Das oberösterreichische Landeswappen stammt aus Baumgartenberg und leitet sich aus dem Wappen der Herren von Machland ab. Eine Abbildung auf dem Baumgartenberger Urbar (1335) und das Stiftswappen im Chorgestühl zeigen dies ganz deutlich. Es wurde vermutlich deshalb zum Landeswappen genommen, um die damals herrschenden Fehden zu dämpfen und nach außen hin Einigkeit zu demonstrieren.

Stift Baumgartenberg - Gründung und Aufstieg

Initiale S aus Heiligenviten - Baumgartenberger Urbar Die Ehe Ottos von Machland aus dem wohlhabenden Geschlecht der Machländer und seiner Gemahlin Gräfin Jutta (Jeuta) von Peilstein blieb kinderlos. So entschlossen sich beide, den Großteil ihres Besitzes der Kirche zu schenken. Eine enge Beziehung zum Zisterzienserkloster in Morimond (Frankreich), aus dem die ersten Mönche kamen, und daraufhin zum Kloster in Heiligenkreuz (NÖ) verhalf Otto von Machland zur Stiftung des Zisterzienserklosters in Baumgartenberg (6, Mai 1141).

Bereits ein Jahr später wurde mit dem Bau der Kirche begonnen. Gemäß der Ordensregel "Ora et labora" (Bete und arbeite) entstand hier ein reges Leben, das Baumgartenberg bald eine wirtschaftliche, religiöse und kulturelle Glanzzeit bescherte.

Durch Kauf und Schenkungen, um das ewige Seelenheil zu erlangen, wuchsen die Besitzungen in der näheren und weiteren Umgebung bis über die Landesgrenzen hinaus. Ständige Zu- und Umbauten bezeugen auch die weltliche Macht.

Baumgartenberger Urbar 1335Besondere Bedeutung erlangte das Kloster mit seinen vielen und prachtvollen Handschriften. Als besonderes Juwel gilt das Baumgartenberger Urbar (Aufzeichnungen für bestimmte Dienste und Leistungen an das Kloster) aus dem Jahre 1335. Dieses ermöglicht uns, die Verhältnisse von damals zu beurteilen.
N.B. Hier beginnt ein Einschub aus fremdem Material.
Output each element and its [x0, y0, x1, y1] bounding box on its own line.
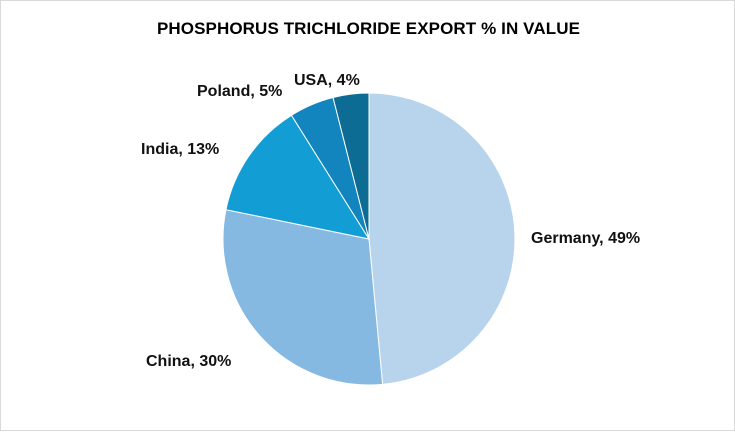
data-label-china: China, 30% — [146, 353, 231, 370]
pie-slice-india — [225, 114, 371, 240]
data-label-germany: Germany, 49% — [531, 230, 640, 247]
pie-slice-germany — [368, 92, 516, 385]
pie-labels: Germany, 49% China, 30% India, 13% Poland, … — [141, 72, 640, 370]
data-label-usa: USA, 4% — [294, 72, 360, 89]
data-label-india: India, 13% — [141, 141, 219, 158]
pie-slices — [222, 92, 516, 386]
data-label-poland: Poland, 5% — [197, 83, 282, 100]
pie-slice-usa — [332, 92, 370, 240]
pie-slice-china — [222, 209, 384, 386]
chart-title: PHOSPHORUS TRICHLORIDE EXPORT % IN VALUE — [156, 19, 581, 38]
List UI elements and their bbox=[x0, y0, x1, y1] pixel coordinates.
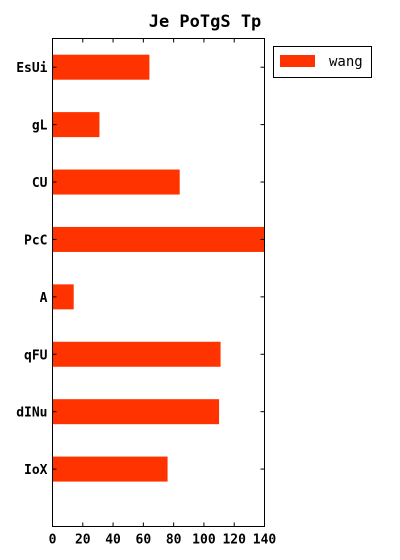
y-tick-label: CU bbox=[32, 176, 48, 191]
bar-dINu bbox=[52, 399, 220, 425]
y-tick-label: dINu bbox=[16, 406, 47, 421]
y-tick-label: qFU bbox=[24, 348, 48, 363]
legend-swatch bbox=[280, 55, 315, 67]
bar-IoX bbox=[52, 456, 168, 482]
y-tick-label: gL bbox=[32, 119, 48, 134]
x-tick-label: 20 bbox=[75, 533, 91, 548]
chart-title: Je PoTgS Tp bbox=[149, 12, 262, 32]
bars-group bbox=[52, 54, 265, 482]
x-tick-label: 0 bbox=[49, 533, 57, 548]
x-tick-label: 80 bbox=[166, 533, 182, 548]
x-tick-labels: 0 20 40 60 80 100 120 140 bbox=[49, 533, 277, 548]
x-tick-label: 120 bbox=[222, 533, 246, 548]
bar-A bbox=[52, 284, 74, 310]
x-tick-label: 140 bbox=[253, 533, 277, 548]
legend-box bbox=[273, 46, 372, 78]
y-tick-label: PcC bbox=[24, 233, 47, 248]
axis-ticks bbox=[52, 38, 265, 527]
bar-CU bbox=[52, 169, 180, 195]
y-tick-label: A bbox=[40, 291, 48, 306]
bar-qFU bbox=[52, 341, 221, 367]
legend: wang bbox=[273, 46, 372, 78]
plot-frame bbox=[52, 38, 265, 527]
legend-label: wang bbox=[329, 54, 363, 70]
bar-PcC bbox=[52, 226, 265, 252]
x-tick-label: 100 bbox=[192, 533, 216, 548]
bar-EsUi bbox=[52, 54, 150, 80]
x-tick-label: 60 bbox=[136, 533, 152, 548]
y-tick-label: EsUi bbox=[16, 61, 47, 76]
bar-gL bbox=[52, 112, 100, 138]
x-tick-label: 40 bbox=[105, 533, 121, 548]
y-tick-label: IoX bbox=[24, 463, 48, 478]
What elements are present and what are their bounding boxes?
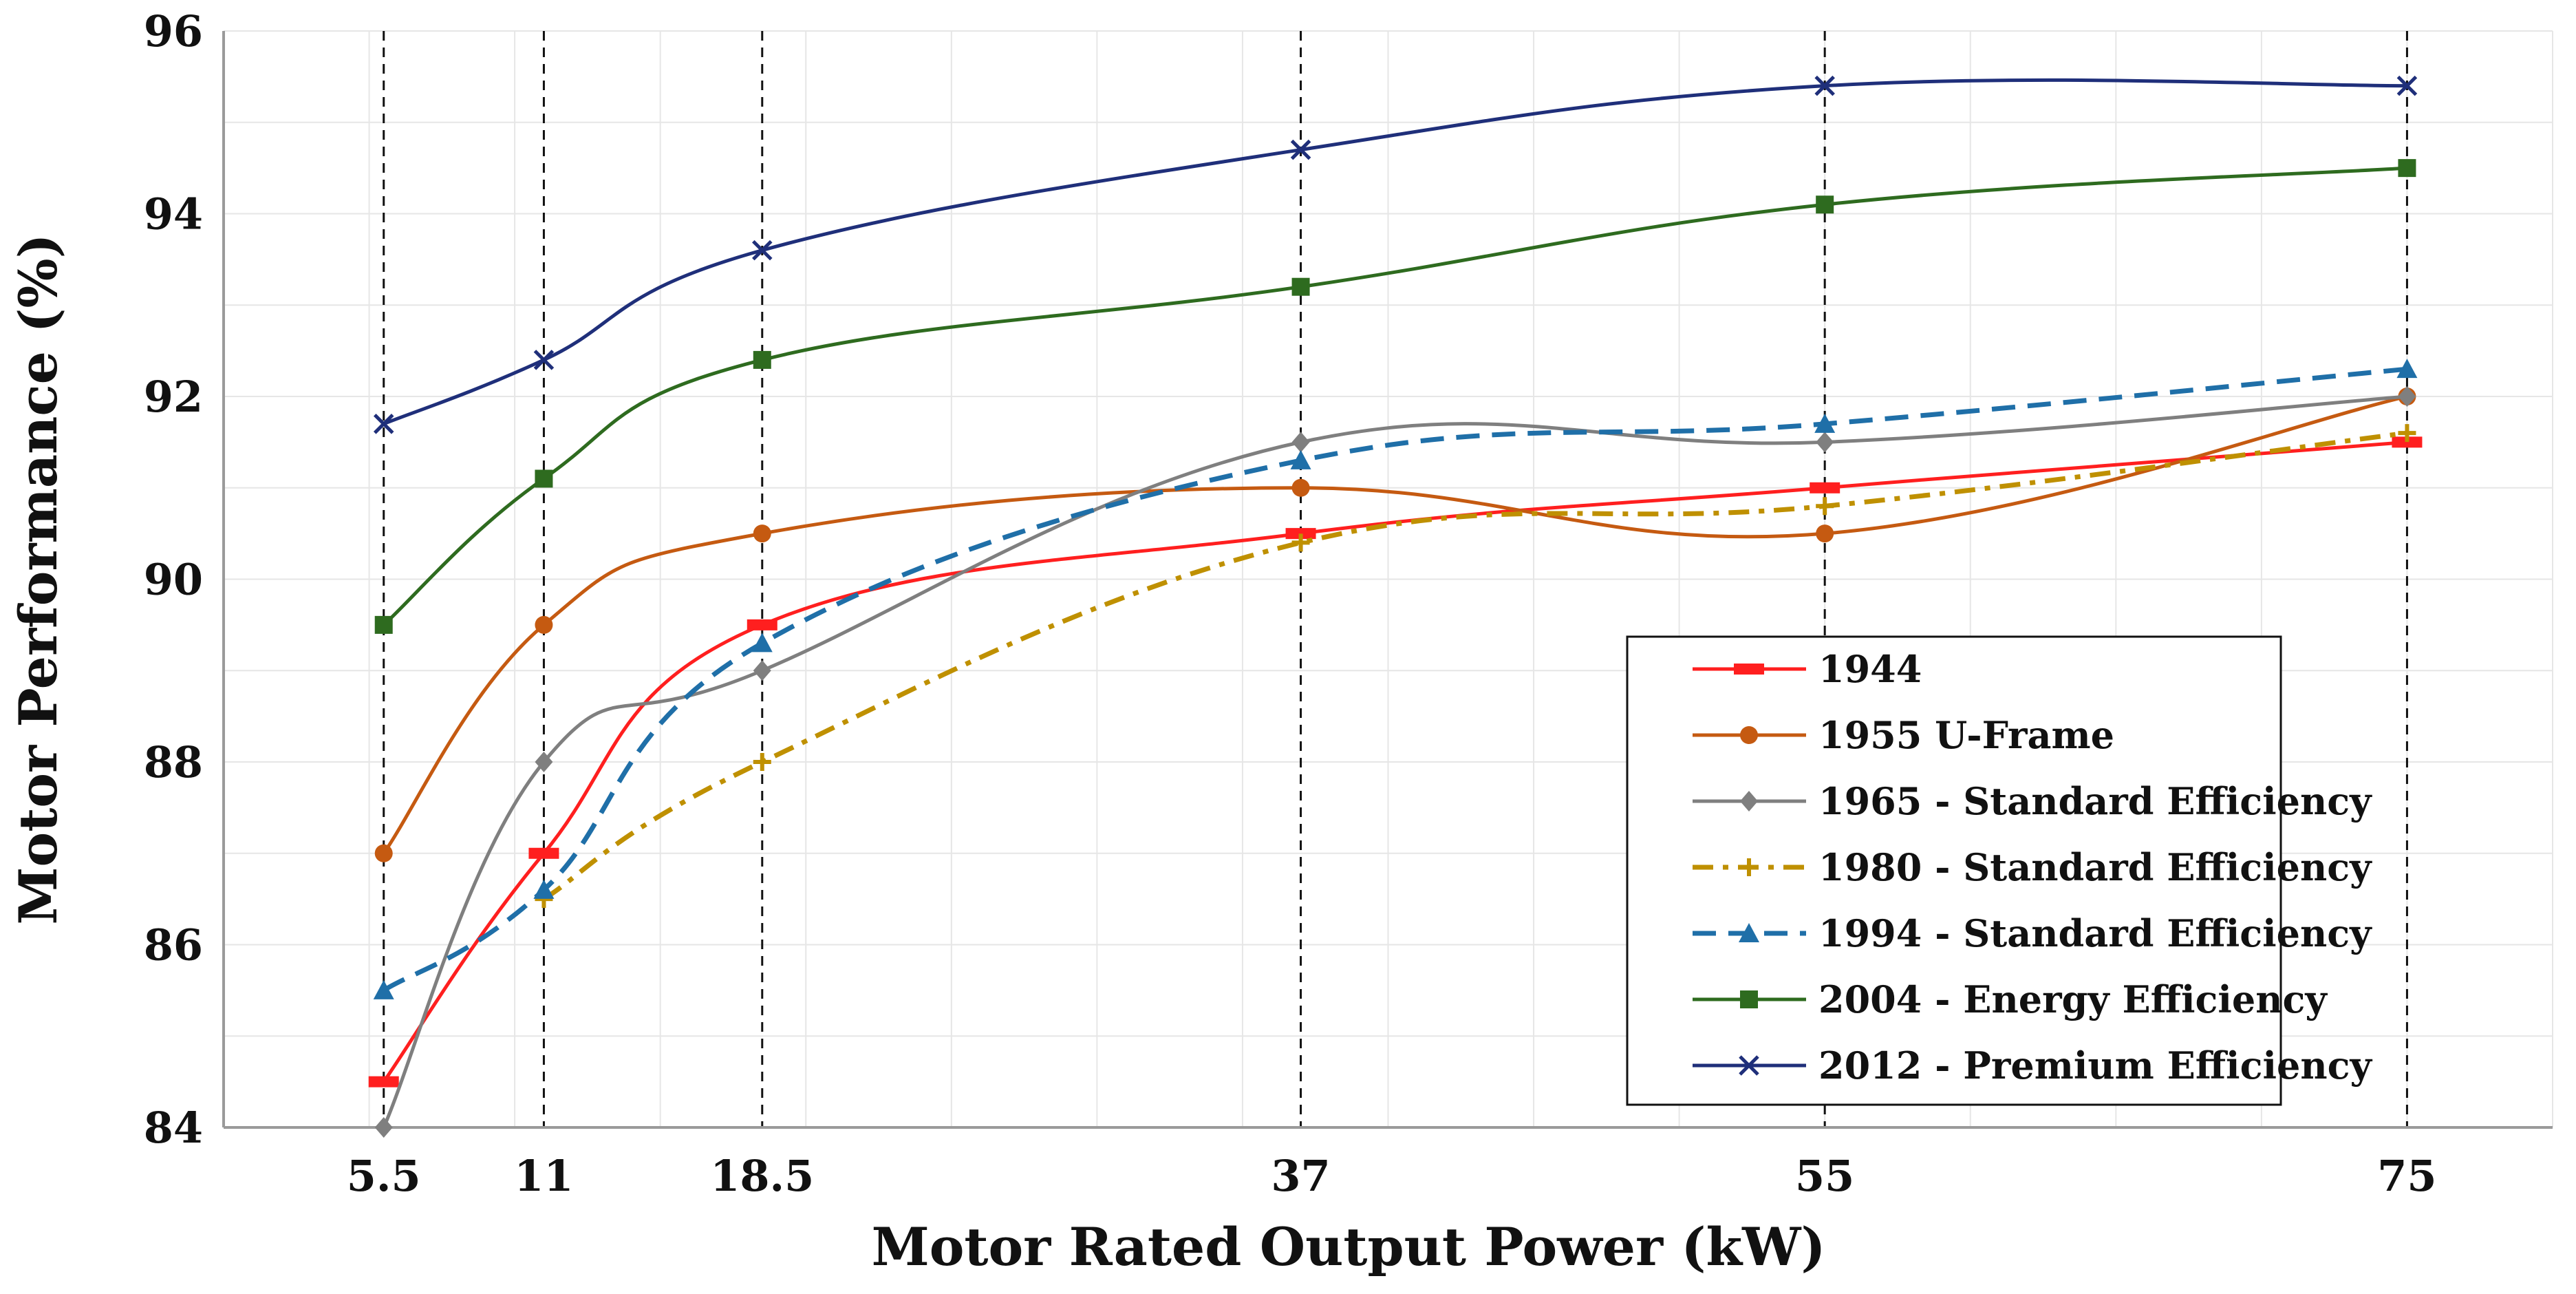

Im 15. Jahrhundert plünderten und brandschatzten die Hussiten aus Böhmen Kloster und Kirche. Insgesamt waren die Zisterzienser zu dieser Zeit mit vielen Problemen konfrontiert. Im 17. Jahrhundert jedoch erlebte das Kloster nach dem Dreißigjähren Krieg und der Bannung der Türkengefahr eine Hochblüte, die sich auch in baulichen Veränderungen widerspiegelte. So wurden für die Barockisierung der Kirche die besten Künstler beauftragt. In dieser Zeit erlangte der Abt auch in weltlichen Angelegenheiten als Mitglied des ständischen Ausschusses bedeutenden Einfluss. Spätere wirtschaftliche Krisensituationen nützte Joseph II. zur Aufhebung des Klosters, das in eine Männerstrafanstalt umfunktioniert wurde. Die Stiftskirche diente von nun an als Pfarrkirche. Später kam das Kloster für kurze Zeit in den Besitz der Jesuiten, die es aber 1865 an die Schwestern vom Guten Hirten verkauften. Diese setzten ihre Arbeit auf sozialem Gebiete fort und widmen sich seither der Betreuung von älteren, pflegebedürftigen und sozial an den Rand gedrängten Mitmenschen. Sowohl die Schwestern vom Guten Hirten als auch die in diesem Hause arbeitenden Menschen bemühen sich stets um gute Kontakte zur Bevölkerung von Baumgartenberg.

Ein harmonisches Miteinander zeugt von der gelungenen Partnerschaft.